Le choix de l'expert
Des phrases telles que «cher frère, tu sais que lorsque je prépare du pain, j'ai besoin de beaucoup d'ingrédients» ont attiré l'attention de la National Security Agency (NSA). Qui a ensuite alerté ses homologues helvétiques.
Les trois suspects originaires de Mossoul sont depuis en détention, soupçonnés d'être une cellule du groupe 'Etat islamique et de préparer un attentat, mais la fouille des domiciles fin mars n'a rien donné. Et la police fédérale peine toujours à avoir accès aux discussions sur Facebook, malgré des demandes répétées au FBI américain.
Le Ministère public s'est également tourné vers Evan Kohlmann, un spécialiste américain des réseaux islamistes. Un choix qui fait polémique en Suisse. «Il est hautement significatif que le MPC demande l'aide d'un soi-disant expert impliqué dans plusieurs procédures problématiques pour les droits de l'homme à Guantanamo», souligne un des avocats bernois des prévenus.
La «pastèque» pour arme
Evan Kohlmann, spécialiste du terrorisme aux Etats-Unis
mais ses méthodes font débat.
(Image: Christian Weber)
Evan Kohlmann est très souvent requis outre-Atlantique, bien qu'il ne parle pas arabe. Pour de nombreux spécialistes du terrorisme, le New-Yorkais ne serait qu'un rouage de l'industrie de mise en accusation mise en place par le Département de la justice durant la période de George W. Bush.

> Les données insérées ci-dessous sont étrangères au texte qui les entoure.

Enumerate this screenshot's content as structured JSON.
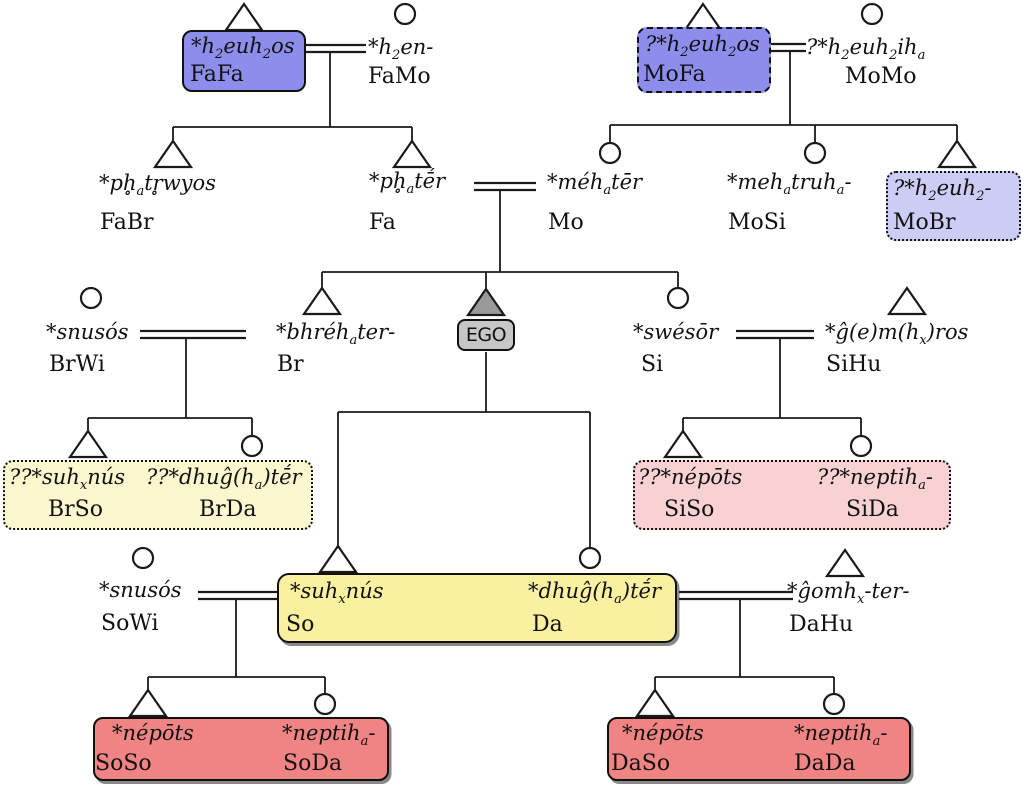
{
  "colors": {
    "blue": "#8d8dec",
    "light_blue": "#ccccf5",
    "pale_yellow": "#faf7cf",
    "yellow": "#f9f0a0",
    "pink": "#f8d2d2",
    "red": "#f08484",
    "gray_box": "#c6c6c6",
    "gray_triangle": "#9a9a9a",
    "line": "#1a1a1a"
  },
  "people": {
    "fafa": {
      "term": "*h{2}euh{2}os",
      "label": "FaFa"
    },
    "famo": {
      "term": "*h{2}en-",
      "label": "FaMo"
    },
    "mofa": {
      "term": "?*h{2}euh{2}os",
      "label": "MoFa"
    },
    "momo": {
      "term": "?*h{2}euh{2}ih{a}",
      "label": "MoMo"
    },
    "fabr": {
      "term": "*ph̥{a}tr̥wyos",
      "label": "FaBr"
    },
    "fa": {
      "term": "*ph̥{a}tḗr",
      "label": "Fa"
    },
    "mo": {
      "term": "*méh{a}tēr",
      "label": "Mo"
    },
    "mosi": {
      "term": "*meh{a}truh{a}-",
      "label": "MoSi"
    },
    "mobr": {
      "term": "?*h{2}euh{2}-",
      "label": "MoBr"
    },
    "brwi": {
      "term": "*snusós",
      "label": "BrWi"
    },
    "br": {
      "term": "*bhréh{a}ter-",
      "label": "Br"
    },
    "ego": {
      "label": "EGO"
    },
    "si": {
      "term": "*swésōr",
      "label": "Si"
    },
    "sihu": {
      "term": "*ĝ(e)m(h{x})ros",
      "label": "SiHu"
    },
    "brso": {
      "term": "??*suh{x}nús",
      "label": "BrSo"
    },
    "brda": {
      "term": "??*dhuĝ(h{a})tḗr",
      "label": "BrDa"
    },
    "siso": {
      "term": "??*népōts",
      "label": "SiSo"
    },
    "sida": {
      "term": "??*neptih{a}-",
      "label": "SiDa"
    },
    "sowi": {
      "term": "*snusós",
      "label": "SoWi"
    },
    "so": {
      "term": "*suh{x}nús",
      "label": "So"
    },
    "da": {
      "term": "*dhuĝ(h{a})tḗr",
      "label": "Da"
    },
    "dahu": {
      "term": "*ĝomh{x}-ter-",
      "label": "DaHu"
    },
    "soso": {
      "term": "*népōts",
      "label": "SoSo"
    },
    "soda": {
      "term": "*neptih{a}-",
      "label": "SoDa"
    },
    "daso": {
      "term": "*népōts",
      "label": "DaSo"
    },
    "dada": {
      "term": "*neptih{a}-",
      "label": "DaDa"
    }
  }
}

Evan Kohlmann s'en défend, expliquant avoir recours à l'«accès unique aux canaux de communication des terroristes» et se basant sur les faits, pas sur les interprétations ou les spéculations.
En juin, le MPC lui a demandé de décoder les dialogues des suspects. Le spécialiste new-yorkais lui a remis quelques semaines plus tard son «Expert Report 1», d'une dizaine de pages. Mais le cas en question n'occupe qu'une demi-page en fin du rapport. A son avis, les mots utilisés à cette occasion sont un «euphémisme pour désigner des explosifs» et il «soupçonne fortement que la ‹pastèque› ne soit une arme».
Qui était le correspondant?
A la fin septembre, le ministère a invité Evan Kohlmann à une première confrontation avec le suspect principal à Berne. Car durant l'été, le MPC a eu accès à d'autres discussions sur Facebook qui ont renforcé ses soupçons.
Toutefois, des juristes estiment que ces dialogues ne suffisent pas à inculper les suspects. En attendant, le tribunal des mesures de contrainte de Berne a prolongé de trois mois la détention des prévenus.
Reste à définir l'identité du correspondant en Syrie des suspects. Interrogé à ce sujet, Evan Kohlmann a reconnu ne pas le connaître comme un chef de l'Etat islamique.